Le guitariste enfouit son visage dans l'oreiller et soupira longuement contre les draps, se retournant comme pour chasser la nausée qui habitait son ventre. Il y avait pourtant un remède si simple à ce mal-être... la douleur... mais Reita ne le lui pardonnerait jamais, il ignorait probablement à quel point faire marche arrière pouvait être dur. Pourtant Uruha était décidé à offrir à son amant ce qu'il désirait; une relation normale et saine, loin de la douleur, du sang et de la haine que l'androgyne réservait à son corps. Le guitariste était partagé entre la facilité, la dépression, et la lutte quotidienne pour en sortir, apporter à Reita ce que les deux hommes désiraient construire ensemble le plus au monde.
Un sourire ironique se dessina sur les lèvres d'Uruha alors qu'il se redressait lentement, s'étirant à genoux sur les draps. Son choix avait beau être déjà fait, avec toute la volonté du monde, il restait des obstacles de taille. C'était dans ces moments-là que le guitariste ressentait le besoin impérieux de garder Reita à ses côtés en permanence car avec lui, tout semblait si facile... Le bassiste pouvait faire sourire Uruha, le faire rire, l'enflammer d'amour et de courage, lui donnant toutes les audaces.
L'androgyne se traina jusqu'au pieds du lit, le regard dans le vague. Tout était tellement plus simple à deux, mais Reita n'était pas là ce soir et l'esprit malade d'Uruha lui chuchottait combien son besoin de sang et de douleur le rongeait. Après tout, le bassiste n'avait pas besoin d'en être informé, si une nouvelle coupure venait s'ajouter aux cicatrices plus anciennes...
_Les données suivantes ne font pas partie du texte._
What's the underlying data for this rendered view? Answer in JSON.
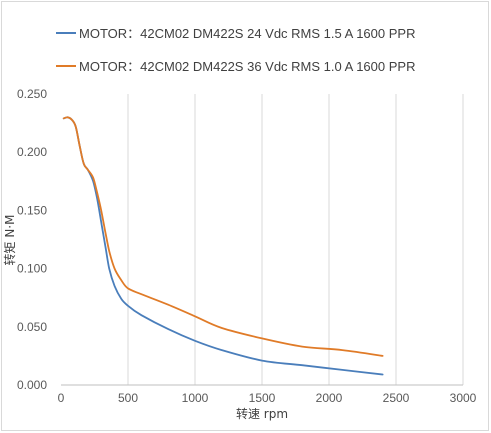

Aussitôt, Uruha sourit comme un enfant et s'avança vers le tiroir d'un pas léger, l'ouvrant d'un coup sec pour en sortir une lame de rasoir qu'il observa avec admiration, comme si la solution à tous ses problèmes se trouvait sur le petit morceau de métal gris. L'adréaline coulait à flot dans les veines du guitariste, son coeur battait vite et fort dans l'anticipation de la douleur qui lui avait tant manqué. La nausée avait déjà disparu alors qu'Uruha abaissa la lame vers son poignet, répétant un rituel vieux de plus d'un an. L'habitude était déjà revenue. Le sang ne coulait même pas encore mais le blond se sentait bien, libéré, soulagé d'avoir préféré la facilité à son amour...
Le bruit d'une clef dans la serrure fit soudain sursauter Uruha qui lâcha la lame de rasoir, la laissant tomber au pieds du lit. Le guitariste s'immobilisa, les yeux écarquillés, réalisant seulement l'erreur qu'il avait été sur le point de commettre... et qu'il aurait commise si Reita n'était pas entré dans l'appartement, un sourire fatigué sur le visage, pour le sauver une fois encore de la haine sans but qui le rongeait.
Quelques minutes plus tard, lorsque le bassiste entra dans la chambre, son amant était assis paisiblement au milieu des couvertures, l'air serein. Reita se pencha sur le guitariste pour l'embrasser tendrement, sentant son coeur se serrer lorsque celui-ci répondit au baiser avec une ferveur inhabituelle et presque suppliante. Le blond au bandeau resta silencieux, se déshabillant lentement pour se coucher aux côtés de son amant. Et s'il remarqua le tiroir resté ouvert ou la lame de rasoir qui trainait sur le sol, il n'en dit pas un mot, laissant simplement ses doigts parcourir le corps d'Uruha comme pour s'assurer que l'androgyne lui appartenait toujours, et que plus rien ni personne ne le blesserait.